The meeting, the first-ever dialog between lawyers who have worked on litigation related to LGBT rights and African LGBT leaders, was held in Cape Town, South Africa and attended by 45 participants from 11 African countries — Botswana, Cameroon, Ghana, Kenya, Malawi, Morocco, Namibia, Nigeria, South Africa, Uganda, and Zimbabwe.
Organisations that took part included the International Gay and Lesbian Human Rights Commission (IGLHRC), Global Rights, Interights and the Kenyan Section of the International Commission of Jurists.
Participants reviewed examples of litigation that have affected LGBT Africans: These cases included an unsuccessful challenge to Botswana’s sodomy laws in 2003 (Kanane v. Botswana), the prosecution of 11 gay men in Cameroon in 2006, the arrest of two women in Rwanda on charges related to sexual orientation in 2008, and the ongoing trial of 18 young men in Northern Nigerian on charges of cross-dressing and homosexuality.
A highpoint of the meeting was the discussion of ‘Ooyo and Mukasa v. Attorney General of Uganda’, a case settled in December 2008, in which two transgender activists successfully challenged the unconstitutional invasion of their home and their mistreatment by local police and officials.
One of the litigants, as well as the lead counsel, key donors, and local organisers from Uganda were present at the meeting. Lawyers, activist leaders and donors attending the meeting acknowledged the importance of litigation in repealing sodomy laws and challenging other discriminatory statutes and policies.
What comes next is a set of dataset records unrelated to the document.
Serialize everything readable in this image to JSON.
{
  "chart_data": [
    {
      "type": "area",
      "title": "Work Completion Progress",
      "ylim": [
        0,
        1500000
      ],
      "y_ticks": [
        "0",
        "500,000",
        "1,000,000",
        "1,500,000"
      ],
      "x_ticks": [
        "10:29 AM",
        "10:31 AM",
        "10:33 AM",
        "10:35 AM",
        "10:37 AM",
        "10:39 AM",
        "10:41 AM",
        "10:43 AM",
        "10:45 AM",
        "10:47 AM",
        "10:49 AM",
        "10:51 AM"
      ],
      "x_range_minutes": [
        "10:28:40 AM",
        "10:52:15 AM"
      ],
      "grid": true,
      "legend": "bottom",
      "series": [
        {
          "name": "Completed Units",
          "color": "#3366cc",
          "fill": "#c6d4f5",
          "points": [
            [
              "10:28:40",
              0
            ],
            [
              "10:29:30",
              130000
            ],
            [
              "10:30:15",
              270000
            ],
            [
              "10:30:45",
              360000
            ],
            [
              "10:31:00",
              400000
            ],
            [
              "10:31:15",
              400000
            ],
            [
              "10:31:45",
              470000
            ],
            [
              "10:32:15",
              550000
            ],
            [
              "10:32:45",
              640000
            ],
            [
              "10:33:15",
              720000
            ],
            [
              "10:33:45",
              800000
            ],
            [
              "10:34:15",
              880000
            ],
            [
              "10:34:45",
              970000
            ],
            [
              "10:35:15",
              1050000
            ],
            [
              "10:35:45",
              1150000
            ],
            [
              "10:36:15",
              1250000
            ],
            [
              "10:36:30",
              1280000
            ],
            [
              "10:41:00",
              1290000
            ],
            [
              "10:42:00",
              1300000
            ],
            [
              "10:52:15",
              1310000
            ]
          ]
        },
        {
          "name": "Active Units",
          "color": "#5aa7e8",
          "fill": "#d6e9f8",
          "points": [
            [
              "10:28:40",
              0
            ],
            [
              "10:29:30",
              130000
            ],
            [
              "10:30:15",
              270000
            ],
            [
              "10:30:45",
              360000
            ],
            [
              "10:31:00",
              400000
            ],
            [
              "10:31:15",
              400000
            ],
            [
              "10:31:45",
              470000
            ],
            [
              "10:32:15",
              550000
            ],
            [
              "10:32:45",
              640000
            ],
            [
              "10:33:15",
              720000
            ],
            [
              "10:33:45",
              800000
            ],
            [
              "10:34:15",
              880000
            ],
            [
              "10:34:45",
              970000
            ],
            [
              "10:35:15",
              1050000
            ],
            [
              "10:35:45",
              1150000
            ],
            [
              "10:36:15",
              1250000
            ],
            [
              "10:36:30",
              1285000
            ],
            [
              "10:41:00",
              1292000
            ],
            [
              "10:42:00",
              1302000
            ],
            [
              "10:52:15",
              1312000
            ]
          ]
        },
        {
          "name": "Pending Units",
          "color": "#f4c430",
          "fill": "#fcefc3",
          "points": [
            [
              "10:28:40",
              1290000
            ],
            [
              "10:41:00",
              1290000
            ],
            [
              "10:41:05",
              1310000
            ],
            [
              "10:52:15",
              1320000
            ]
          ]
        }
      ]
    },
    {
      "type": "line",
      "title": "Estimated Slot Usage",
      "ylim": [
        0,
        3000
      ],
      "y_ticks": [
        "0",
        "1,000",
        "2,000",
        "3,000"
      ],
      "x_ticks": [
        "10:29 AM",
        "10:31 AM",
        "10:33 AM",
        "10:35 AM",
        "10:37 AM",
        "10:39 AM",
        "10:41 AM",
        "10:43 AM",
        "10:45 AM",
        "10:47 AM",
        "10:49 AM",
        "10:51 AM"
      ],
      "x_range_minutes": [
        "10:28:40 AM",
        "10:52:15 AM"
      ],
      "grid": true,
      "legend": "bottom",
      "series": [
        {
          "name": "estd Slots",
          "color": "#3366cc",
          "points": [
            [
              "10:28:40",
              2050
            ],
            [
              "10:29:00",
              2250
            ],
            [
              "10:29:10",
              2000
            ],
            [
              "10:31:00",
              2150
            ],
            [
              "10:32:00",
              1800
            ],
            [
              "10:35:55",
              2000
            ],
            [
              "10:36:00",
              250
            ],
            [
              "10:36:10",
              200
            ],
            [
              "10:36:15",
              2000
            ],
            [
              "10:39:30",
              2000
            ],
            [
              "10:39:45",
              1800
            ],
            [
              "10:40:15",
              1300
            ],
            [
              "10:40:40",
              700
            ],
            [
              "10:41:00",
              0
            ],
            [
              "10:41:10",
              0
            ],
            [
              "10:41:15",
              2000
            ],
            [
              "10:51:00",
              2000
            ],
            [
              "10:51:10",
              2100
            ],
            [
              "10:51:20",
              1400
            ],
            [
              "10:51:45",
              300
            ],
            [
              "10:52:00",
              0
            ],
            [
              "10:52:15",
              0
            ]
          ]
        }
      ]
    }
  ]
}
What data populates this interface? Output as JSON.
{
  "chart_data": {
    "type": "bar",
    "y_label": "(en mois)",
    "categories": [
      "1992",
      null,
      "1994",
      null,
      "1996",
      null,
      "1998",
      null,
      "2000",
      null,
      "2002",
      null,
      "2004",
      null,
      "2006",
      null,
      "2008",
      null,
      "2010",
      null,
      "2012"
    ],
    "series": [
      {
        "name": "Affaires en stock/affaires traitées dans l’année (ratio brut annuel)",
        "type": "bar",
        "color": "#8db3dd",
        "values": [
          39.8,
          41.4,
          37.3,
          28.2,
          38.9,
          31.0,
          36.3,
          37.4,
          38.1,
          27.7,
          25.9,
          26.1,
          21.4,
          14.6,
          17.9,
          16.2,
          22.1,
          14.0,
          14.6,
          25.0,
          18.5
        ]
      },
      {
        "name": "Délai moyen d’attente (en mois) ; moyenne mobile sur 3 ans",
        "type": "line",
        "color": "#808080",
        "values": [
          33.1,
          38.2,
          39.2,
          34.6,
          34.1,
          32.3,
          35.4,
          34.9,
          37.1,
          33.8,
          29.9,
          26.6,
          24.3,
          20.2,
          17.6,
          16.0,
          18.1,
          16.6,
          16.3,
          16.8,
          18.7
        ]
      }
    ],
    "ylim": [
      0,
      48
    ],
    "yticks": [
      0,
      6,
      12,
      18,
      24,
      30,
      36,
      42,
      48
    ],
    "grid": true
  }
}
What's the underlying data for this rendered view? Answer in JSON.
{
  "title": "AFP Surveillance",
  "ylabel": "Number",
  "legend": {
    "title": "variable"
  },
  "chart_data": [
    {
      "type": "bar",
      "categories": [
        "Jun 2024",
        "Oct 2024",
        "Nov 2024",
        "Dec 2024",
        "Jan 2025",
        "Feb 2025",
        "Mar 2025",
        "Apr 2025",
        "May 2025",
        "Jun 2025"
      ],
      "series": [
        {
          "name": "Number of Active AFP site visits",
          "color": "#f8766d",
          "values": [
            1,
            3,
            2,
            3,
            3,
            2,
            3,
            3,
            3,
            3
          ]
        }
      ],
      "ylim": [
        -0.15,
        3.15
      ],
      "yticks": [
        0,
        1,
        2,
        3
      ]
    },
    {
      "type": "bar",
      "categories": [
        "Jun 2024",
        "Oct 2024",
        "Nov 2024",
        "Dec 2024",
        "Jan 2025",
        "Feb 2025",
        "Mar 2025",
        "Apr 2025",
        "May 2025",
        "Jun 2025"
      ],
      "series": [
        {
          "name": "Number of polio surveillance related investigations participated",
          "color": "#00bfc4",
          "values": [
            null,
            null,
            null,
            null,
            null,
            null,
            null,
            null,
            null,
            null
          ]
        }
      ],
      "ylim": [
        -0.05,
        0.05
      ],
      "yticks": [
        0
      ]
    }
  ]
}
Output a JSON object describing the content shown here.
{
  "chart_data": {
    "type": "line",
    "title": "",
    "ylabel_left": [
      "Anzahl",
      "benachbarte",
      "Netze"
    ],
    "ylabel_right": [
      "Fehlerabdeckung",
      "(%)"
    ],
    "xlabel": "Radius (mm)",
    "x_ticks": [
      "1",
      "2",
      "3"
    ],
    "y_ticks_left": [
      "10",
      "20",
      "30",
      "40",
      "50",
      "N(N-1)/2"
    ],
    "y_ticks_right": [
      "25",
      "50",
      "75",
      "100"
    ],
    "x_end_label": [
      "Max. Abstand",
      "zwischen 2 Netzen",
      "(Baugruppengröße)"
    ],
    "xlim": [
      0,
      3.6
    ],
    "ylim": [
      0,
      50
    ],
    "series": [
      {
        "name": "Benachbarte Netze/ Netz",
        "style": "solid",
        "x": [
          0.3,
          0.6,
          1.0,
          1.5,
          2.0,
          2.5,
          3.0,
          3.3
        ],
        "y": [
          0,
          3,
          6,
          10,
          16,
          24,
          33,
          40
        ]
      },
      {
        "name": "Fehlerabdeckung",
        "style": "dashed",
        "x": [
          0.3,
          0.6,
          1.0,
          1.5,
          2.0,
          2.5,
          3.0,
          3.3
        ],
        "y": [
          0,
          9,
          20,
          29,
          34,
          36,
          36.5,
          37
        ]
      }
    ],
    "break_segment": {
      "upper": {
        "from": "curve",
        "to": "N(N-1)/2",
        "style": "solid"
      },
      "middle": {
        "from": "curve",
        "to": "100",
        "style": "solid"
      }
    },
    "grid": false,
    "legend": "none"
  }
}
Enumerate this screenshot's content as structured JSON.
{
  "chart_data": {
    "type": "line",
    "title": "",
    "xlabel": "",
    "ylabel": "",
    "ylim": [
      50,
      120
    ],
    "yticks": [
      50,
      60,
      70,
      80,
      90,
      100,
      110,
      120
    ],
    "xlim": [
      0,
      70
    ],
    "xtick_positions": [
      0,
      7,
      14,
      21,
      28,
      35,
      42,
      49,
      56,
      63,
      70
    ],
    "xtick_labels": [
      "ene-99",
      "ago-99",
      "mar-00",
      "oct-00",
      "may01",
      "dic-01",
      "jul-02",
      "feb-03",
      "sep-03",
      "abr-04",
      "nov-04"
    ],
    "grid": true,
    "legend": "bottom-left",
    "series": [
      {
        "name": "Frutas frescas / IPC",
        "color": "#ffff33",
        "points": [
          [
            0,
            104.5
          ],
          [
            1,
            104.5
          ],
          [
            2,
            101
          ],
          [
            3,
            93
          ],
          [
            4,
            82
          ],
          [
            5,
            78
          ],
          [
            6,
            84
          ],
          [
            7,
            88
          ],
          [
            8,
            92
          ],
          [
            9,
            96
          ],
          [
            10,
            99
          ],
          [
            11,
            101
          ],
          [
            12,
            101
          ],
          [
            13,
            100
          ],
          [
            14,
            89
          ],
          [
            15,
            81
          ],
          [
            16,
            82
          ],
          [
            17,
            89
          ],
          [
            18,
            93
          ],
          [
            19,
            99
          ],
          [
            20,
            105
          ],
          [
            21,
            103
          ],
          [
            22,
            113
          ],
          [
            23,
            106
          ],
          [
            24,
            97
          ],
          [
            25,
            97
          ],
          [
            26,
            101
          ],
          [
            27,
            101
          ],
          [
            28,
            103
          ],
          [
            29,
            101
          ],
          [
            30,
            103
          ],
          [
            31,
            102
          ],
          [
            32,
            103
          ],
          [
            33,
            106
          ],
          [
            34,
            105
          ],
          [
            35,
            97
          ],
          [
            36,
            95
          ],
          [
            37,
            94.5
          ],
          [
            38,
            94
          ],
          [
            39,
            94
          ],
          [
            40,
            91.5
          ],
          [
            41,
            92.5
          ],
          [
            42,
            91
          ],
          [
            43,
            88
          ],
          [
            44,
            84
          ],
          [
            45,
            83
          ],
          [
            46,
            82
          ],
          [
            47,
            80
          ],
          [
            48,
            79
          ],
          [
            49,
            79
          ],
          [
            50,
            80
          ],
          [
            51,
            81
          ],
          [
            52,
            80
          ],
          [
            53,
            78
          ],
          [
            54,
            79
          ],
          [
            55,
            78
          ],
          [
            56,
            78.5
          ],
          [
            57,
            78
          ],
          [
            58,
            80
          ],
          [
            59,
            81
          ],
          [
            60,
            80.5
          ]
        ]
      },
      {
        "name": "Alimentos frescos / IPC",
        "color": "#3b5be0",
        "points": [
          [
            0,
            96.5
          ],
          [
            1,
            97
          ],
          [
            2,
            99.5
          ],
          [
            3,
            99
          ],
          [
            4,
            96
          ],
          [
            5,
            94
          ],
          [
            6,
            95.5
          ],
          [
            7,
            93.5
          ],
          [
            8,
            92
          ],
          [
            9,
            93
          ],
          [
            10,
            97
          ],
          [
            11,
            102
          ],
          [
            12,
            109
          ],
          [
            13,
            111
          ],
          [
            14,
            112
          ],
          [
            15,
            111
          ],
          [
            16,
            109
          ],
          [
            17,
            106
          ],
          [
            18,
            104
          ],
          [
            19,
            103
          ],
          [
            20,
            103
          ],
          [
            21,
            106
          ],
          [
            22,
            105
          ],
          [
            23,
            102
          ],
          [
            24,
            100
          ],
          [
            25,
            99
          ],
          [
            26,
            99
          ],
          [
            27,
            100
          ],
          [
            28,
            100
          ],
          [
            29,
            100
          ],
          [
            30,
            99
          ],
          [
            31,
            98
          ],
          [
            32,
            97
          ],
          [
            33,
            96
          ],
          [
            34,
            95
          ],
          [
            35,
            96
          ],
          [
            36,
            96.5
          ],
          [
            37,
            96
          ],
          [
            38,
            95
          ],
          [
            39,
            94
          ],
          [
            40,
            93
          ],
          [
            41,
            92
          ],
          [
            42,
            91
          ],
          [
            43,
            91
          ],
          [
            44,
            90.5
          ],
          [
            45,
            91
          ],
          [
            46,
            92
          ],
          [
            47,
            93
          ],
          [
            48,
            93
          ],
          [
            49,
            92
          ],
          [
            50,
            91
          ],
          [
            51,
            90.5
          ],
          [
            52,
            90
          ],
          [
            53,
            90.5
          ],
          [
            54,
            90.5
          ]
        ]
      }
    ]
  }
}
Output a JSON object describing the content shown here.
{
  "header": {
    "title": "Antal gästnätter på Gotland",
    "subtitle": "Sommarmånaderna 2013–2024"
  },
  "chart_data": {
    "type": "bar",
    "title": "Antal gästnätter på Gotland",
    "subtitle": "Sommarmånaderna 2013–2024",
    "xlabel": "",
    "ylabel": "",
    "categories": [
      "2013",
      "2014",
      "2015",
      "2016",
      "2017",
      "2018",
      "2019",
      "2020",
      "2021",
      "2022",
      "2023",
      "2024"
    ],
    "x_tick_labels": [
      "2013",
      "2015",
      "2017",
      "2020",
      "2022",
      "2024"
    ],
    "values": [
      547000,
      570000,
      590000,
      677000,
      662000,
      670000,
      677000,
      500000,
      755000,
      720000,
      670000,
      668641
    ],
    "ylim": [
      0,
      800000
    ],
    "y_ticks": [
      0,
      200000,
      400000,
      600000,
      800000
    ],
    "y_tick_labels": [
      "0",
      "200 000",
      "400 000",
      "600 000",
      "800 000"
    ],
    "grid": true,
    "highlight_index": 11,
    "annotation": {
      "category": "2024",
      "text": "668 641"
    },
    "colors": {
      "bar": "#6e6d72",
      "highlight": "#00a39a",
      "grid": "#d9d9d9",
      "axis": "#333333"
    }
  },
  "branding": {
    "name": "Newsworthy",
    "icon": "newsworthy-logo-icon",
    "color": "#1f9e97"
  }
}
Participants discussed the need for security for lawyers defending LGBT clients and causes. Many of the lawyers at the meeting had faced attacks on their reputations, attempts at disbarment, and even physical violence.
Participants ended the meeting with a call to create a multi-faceted LGBT legal fund for Africa and a training and support network for African lawyers working on sexual rights cases.